6 - Tell someone they have beautifull eyes.

Heh heh, I just threw 1 !

I'll let you know how it went later. You really might try it. Once you have given your soul to the throw of the dice, it's amaingly liberting.


----------



## SillyPutty (Mar 29, 2005)

what is the benefit of this?


----------



## sebastian (Aug 11, 2004)

Martinelv said:


> 6 - Go out and run down the street screaming 'A lion.....A Lion'.


That would be bloody hilarious. I read this idea once of getting a bunch of one's friends, all dressing up as clowns and standing at different stops along the same bus route, and when you embark upon the bus, don't communicate with the other clowns and just maintain a stoic expression.
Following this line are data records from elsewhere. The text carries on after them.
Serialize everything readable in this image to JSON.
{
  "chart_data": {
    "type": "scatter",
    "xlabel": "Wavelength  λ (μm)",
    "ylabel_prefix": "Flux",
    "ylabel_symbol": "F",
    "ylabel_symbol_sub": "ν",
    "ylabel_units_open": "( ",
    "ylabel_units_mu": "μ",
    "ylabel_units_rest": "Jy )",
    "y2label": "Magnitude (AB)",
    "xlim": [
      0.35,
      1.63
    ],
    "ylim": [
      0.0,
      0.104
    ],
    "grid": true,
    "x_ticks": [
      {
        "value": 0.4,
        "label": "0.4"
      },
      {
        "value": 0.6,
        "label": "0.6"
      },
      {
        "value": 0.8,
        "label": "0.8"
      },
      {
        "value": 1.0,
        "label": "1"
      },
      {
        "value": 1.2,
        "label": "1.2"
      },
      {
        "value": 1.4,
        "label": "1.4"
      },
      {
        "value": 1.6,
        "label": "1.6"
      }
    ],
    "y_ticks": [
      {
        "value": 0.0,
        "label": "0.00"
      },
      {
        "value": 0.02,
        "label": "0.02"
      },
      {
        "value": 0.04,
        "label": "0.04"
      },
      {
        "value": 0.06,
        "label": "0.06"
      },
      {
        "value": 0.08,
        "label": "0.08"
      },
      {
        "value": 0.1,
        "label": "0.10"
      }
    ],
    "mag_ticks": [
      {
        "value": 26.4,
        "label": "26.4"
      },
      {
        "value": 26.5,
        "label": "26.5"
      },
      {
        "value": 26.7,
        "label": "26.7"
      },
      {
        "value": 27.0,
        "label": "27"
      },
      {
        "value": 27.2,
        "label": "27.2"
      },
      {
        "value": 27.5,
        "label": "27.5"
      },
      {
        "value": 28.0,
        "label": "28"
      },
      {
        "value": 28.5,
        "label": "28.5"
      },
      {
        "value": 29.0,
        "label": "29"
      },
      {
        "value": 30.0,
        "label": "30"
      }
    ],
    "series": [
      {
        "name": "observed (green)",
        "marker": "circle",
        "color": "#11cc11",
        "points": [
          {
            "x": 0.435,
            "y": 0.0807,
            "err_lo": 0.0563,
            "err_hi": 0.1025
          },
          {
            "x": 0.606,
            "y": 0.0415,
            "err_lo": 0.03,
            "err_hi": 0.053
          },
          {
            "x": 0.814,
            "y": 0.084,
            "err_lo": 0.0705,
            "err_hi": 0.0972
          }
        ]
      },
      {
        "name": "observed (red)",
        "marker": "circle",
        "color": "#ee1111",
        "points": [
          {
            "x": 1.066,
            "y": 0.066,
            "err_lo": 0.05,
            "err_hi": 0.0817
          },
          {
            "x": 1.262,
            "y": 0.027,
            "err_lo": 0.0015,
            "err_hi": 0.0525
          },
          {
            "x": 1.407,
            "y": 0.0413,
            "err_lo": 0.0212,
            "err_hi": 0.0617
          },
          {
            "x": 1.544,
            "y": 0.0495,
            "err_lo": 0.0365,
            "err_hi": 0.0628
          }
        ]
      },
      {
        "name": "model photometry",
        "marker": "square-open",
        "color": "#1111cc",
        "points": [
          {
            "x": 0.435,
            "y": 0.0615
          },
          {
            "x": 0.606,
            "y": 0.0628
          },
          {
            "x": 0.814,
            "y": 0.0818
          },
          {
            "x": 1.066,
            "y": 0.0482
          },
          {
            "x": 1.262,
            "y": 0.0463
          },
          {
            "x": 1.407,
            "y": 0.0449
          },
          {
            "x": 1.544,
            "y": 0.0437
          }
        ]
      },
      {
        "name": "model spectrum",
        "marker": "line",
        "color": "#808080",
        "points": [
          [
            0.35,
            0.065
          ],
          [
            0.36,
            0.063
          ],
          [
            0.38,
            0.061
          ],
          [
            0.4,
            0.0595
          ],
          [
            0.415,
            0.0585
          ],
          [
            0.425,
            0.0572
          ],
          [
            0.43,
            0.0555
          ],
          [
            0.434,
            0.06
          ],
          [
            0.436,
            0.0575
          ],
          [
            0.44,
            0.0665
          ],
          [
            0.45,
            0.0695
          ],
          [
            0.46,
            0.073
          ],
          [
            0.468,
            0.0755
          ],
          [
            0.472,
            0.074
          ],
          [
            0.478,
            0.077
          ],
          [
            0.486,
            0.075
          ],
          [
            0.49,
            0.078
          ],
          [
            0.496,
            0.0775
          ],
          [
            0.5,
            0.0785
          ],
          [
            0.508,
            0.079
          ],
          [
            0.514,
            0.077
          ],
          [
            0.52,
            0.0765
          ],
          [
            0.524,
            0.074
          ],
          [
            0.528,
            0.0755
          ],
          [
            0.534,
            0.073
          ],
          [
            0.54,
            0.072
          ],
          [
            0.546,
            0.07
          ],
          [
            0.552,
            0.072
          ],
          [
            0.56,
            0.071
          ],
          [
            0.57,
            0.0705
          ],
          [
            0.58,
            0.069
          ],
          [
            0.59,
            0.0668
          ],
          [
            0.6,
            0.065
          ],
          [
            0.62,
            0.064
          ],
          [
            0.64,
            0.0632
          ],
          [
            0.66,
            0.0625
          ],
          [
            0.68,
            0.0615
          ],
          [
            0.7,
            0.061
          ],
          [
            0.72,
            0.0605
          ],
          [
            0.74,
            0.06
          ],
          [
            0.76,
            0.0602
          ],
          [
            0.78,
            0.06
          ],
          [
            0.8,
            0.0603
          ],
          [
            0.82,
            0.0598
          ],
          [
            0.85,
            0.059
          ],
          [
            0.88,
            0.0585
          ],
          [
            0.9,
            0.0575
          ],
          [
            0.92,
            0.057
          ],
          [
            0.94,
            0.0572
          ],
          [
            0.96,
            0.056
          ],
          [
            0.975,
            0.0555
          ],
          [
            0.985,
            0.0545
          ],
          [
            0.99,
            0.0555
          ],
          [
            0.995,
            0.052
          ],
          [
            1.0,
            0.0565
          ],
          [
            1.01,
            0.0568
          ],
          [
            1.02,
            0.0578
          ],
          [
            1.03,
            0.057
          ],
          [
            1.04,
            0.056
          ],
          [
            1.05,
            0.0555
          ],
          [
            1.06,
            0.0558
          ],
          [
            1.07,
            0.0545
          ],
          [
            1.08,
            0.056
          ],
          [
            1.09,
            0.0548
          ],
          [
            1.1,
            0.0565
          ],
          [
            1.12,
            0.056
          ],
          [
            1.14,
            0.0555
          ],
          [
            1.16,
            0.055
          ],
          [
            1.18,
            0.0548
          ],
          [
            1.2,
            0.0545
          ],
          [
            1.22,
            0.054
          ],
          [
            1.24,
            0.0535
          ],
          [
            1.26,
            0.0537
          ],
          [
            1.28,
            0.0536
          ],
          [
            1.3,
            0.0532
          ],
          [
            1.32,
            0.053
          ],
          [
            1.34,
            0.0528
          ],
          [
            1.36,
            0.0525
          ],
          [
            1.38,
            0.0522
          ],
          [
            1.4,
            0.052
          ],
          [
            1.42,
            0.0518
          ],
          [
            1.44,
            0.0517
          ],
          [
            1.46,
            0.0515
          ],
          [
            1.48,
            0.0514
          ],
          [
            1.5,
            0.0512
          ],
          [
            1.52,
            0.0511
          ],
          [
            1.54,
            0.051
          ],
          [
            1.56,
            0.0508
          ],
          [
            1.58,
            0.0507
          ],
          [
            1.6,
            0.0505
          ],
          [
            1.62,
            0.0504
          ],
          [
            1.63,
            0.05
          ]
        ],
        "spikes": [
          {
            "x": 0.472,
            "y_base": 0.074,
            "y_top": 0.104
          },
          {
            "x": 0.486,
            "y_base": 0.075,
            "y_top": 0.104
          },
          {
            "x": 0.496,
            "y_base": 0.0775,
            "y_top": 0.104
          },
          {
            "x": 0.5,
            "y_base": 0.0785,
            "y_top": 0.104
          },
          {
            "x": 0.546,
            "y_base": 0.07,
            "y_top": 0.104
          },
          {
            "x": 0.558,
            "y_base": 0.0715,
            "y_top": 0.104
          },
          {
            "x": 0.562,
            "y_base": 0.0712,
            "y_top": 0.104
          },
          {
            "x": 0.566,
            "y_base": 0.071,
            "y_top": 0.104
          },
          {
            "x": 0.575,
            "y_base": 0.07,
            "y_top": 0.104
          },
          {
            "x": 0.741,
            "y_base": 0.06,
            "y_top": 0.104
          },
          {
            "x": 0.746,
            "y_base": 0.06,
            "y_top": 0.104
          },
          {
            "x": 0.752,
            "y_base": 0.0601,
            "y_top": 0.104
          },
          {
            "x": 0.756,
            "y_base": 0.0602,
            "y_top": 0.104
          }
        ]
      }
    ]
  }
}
Perhaps i'll try this little dice roll thing tonight. hmmm...the possibilities...it kind of reminds me of George Costanze (Seinfeld) doing the OPPOSITE of every inclination he has. If his life is horrible, then the opposite would have to be...wonderful! The logic is fool-proof.


----------



## g-funk (Aug 20, 2004)

WELL? How did it go Martin?

I would try it but I really don't want to do anything other than have a glass of wine while watching big brother in a duvet. I have the WORST cold 

That clown thing is hilarious


----------



## Guest (Jul 29, 2005)

Details :lol:


----------



## Martinelv (Aug 10, 2004)

Nothing exciting to report, except falling asleep in a field for four hours and getting badly sunburned on my stomach - which prior to then had never seen the sun before. I look like I've been branded like a cow. Hmm...perhaps I was. Kinky.


----------